What this translates to is linear-ish levels filled with button-mashy combat encounters, combined with lots of whip-enhanced clambering and some puzzles thrown in for good measure. Oh, and the Quick Time Events. Sigh. I think most of these modes of play work well, except for those damn QTEs. There’s nothing worse than having to redo a whole boss phase because you missed one button press in a cutscene or couldn’t mash fast enough. Three of the boss fights also liberally borrow from the Shadow of the Colossus notebook, but it’s a pale imitation at best.
Anyway, enough griping about that. I wanna talk about how this game looks. It looks good! There’s plenty of variety in the environments from spooky forests to spooky cathedrals and castles, to a spooky desolate wasteland. Maybe spooky is the wrong word for the actual feel and tone though… it’s more going for “epic”, Lord of the Rings style.
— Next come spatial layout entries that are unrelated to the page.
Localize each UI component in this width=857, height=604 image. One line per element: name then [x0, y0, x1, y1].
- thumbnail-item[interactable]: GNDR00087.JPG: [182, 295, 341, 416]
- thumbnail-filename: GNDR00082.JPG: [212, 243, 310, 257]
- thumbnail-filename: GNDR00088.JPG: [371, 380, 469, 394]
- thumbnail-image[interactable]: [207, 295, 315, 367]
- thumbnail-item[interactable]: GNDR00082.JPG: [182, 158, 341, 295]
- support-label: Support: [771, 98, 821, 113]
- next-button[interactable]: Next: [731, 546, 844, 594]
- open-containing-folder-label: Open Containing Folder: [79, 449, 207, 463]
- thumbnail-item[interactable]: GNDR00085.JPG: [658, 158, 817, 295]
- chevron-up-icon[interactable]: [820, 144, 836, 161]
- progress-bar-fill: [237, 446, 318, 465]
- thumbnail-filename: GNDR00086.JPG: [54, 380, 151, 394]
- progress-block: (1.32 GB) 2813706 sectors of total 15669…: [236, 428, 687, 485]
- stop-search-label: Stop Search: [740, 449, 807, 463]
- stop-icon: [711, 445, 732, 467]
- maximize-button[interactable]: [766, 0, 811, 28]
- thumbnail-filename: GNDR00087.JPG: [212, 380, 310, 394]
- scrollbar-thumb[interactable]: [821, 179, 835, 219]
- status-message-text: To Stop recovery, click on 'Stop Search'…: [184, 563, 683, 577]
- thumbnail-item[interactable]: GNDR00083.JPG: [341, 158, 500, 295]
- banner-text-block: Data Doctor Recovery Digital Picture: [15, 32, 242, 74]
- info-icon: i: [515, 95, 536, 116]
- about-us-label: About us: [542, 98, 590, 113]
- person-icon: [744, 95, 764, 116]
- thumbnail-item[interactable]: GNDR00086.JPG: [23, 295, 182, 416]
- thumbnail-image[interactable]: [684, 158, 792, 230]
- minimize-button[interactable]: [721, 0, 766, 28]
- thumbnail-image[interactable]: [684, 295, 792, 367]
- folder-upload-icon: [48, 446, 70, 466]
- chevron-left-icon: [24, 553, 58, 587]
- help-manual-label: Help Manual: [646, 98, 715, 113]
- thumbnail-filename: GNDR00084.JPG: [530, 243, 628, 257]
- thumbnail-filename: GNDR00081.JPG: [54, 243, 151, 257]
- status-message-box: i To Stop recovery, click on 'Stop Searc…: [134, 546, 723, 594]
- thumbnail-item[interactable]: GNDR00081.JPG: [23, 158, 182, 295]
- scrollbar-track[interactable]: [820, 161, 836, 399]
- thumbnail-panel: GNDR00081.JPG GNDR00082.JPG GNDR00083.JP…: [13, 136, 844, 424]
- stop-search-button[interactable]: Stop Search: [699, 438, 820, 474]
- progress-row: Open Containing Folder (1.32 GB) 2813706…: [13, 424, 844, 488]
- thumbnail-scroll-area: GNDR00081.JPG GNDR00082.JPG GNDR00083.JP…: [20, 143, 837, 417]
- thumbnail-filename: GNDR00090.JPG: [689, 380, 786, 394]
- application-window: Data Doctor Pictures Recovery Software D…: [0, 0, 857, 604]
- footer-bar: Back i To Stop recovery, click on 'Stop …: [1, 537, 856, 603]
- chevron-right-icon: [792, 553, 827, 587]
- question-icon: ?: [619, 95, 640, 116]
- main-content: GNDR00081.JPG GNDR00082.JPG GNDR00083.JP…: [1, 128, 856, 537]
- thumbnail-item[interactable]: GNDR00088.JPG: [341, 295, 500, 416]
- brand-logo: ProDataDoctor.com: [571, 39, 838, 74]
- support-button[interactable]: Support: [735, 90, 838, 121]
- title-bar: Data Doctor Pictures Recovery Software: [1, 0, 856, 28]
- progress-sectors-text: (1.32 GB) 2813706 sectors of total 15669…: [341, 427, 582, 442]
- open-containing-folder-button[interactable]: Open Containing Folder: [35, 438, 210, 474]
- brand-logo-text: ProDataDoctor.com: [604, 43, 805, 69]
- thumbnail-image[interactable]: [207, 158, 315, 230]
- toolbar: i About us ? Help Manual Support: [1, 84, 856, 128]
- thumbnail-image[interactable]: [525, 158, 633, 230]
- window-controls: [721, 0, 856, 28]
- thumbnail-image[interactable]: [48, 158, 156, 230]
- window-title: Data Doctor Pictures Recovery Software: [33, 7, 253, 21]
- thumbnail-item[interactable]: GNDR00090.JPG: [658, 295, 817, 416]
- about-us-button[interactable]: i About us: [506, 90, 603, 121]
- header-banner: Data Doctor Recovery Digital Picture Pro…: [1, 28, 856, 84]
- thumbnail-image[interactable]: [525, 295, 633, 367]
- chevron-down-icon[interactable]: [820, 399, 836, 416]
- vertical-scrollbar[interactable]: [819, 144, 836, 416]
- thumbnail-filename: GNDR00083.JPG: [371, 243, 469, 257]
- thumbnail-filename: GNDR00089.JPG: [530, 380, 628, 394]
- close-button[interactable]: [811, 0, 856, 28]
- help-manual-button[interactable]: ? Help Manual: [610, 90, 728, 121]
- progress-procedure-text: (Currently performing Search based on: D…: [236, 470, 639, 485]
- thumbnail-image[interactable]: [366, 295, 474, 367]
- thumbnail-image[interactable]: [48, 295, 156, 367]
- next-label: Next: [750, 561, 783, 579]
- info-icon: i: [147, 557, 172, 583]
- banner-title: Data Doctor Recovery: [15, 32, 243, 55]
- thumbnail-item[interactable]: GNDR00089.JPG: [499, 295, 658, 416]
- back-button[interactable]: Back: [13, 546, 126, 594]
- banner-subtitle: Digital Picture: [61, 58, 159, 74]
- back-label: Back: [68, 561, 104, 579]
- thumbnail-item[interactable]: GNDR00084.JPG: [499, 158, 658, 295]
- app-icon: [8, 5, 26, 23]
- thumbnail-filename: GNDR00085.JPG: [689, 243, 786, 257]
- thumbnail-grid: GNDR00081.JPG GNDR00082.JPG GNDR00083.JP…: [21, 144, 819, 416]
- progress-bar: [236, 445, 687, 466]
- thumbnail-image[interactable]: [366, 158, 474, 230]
So you get these memorable vistas of lofty gothic architecture or ancient ruins, and it feels like a momentous quest through a real world.
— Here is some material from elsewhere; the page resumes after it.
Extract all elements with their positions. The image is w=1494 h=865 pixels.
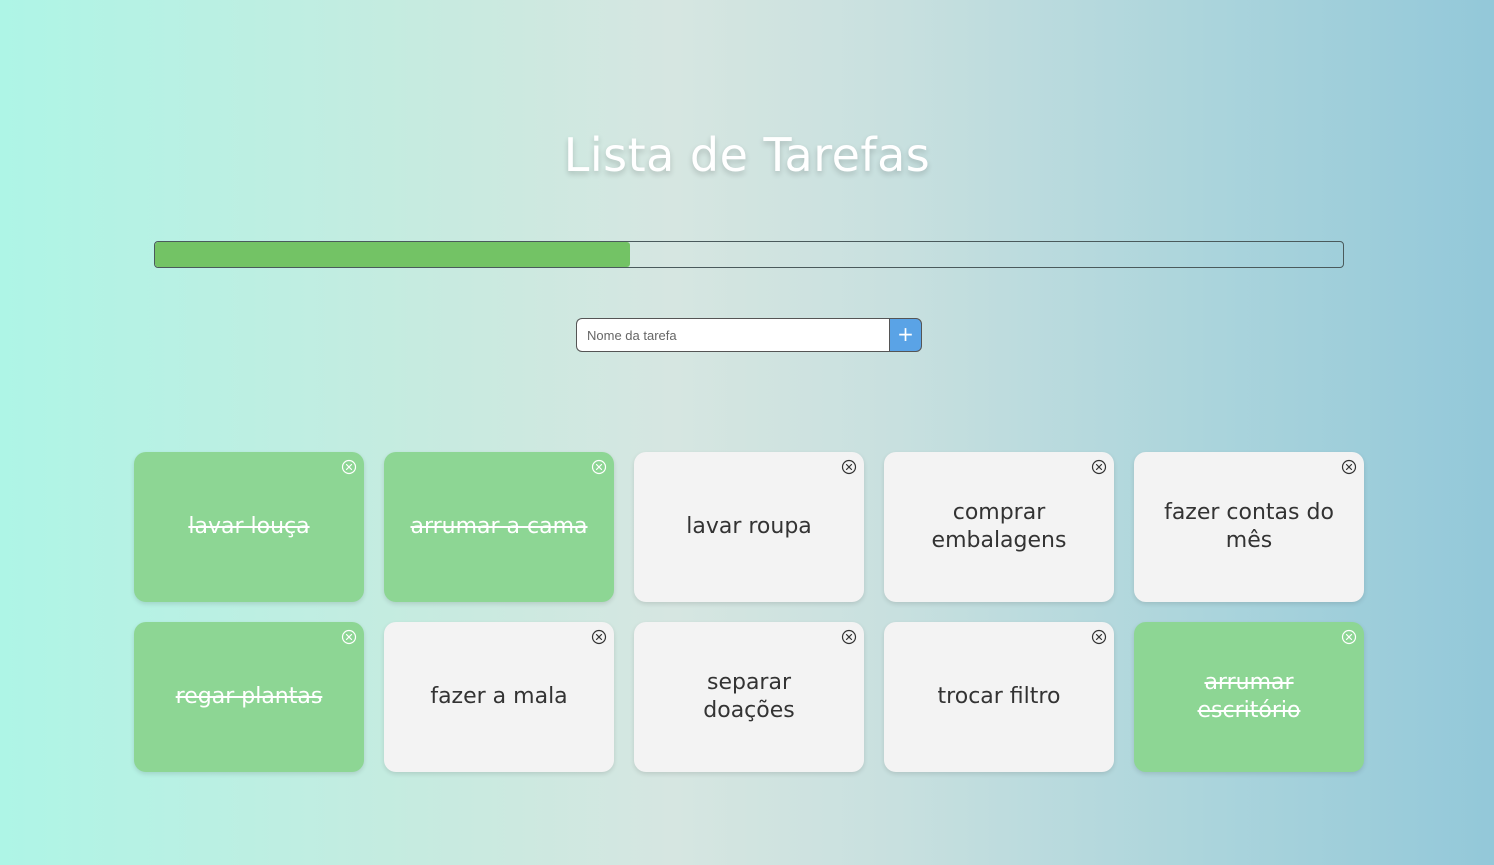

On that note, there’s some great worldbuilding here, and a bunch of namedrops and references to Castlevania lore, even though the game itself doesn’t try too hard to fit in the existing continuity. Which is fine with me! I think you can make it work if you squint a bit, anyway. The story also approaches some interesting themes… even if it drops the ball with the actual plot and character arcs. Patrick Stewart lends gravitas to the narration but it tells more than shows.
Gabriel Belmont is the hero of the day, and his story is very “prequels Anakin Skywalker”. It’s supposed to be about a tragic fall from grace, but ends up more like “he was tricked into being evil offscreen”. It also leans on fridging his wife to give him motivation, which sucks as a story beat. It’s bad. The eponymous Lords of Shadow are holy knights of yore who were also tricked (somehow), their dark halves becoming rulers of werewolves, vampires, and undead who now dominate Earth. Gabriel captures their dark power to try and resurrect his dead wife (sigh), and we’re told of his descent into madness, yet at the climax he has an earnest monologue about forgiveness and redemption based in surprisingly explicitly Christian philosophy (the series usually dances around this kind of stuff), while throttling Lucifer himself! Then in the epilogue he’s Dracula.
The DLC fills in the interim a bit, with some puzzle-heavy stages, a brief playable stint as the child vampire Laura, and a protracted QTE-filled boss fight. It’s about Gabriel absorbing more dark powers which makes him evil, I guess. They didn’t get Picard back to narrate these but Robert Carlyle (from The Full Monty, and the baddie in the third Brosnan James Bond film) does a good job as a soothing Scottish Belmont. These two packs are good additions to the main game to expand it a bit as epilogue chapters, but they don’t fix any of the underlying issues.
Not to harp on the issues too much. For the most part it’s a well-made game and I found it an enjoyable experience with some great setpieces and art design. Fans are divided as they often are but it seems to me from the outside to be the most ambitious and accomplished attempt at a 3D entry in the series… but it’s debatable of course.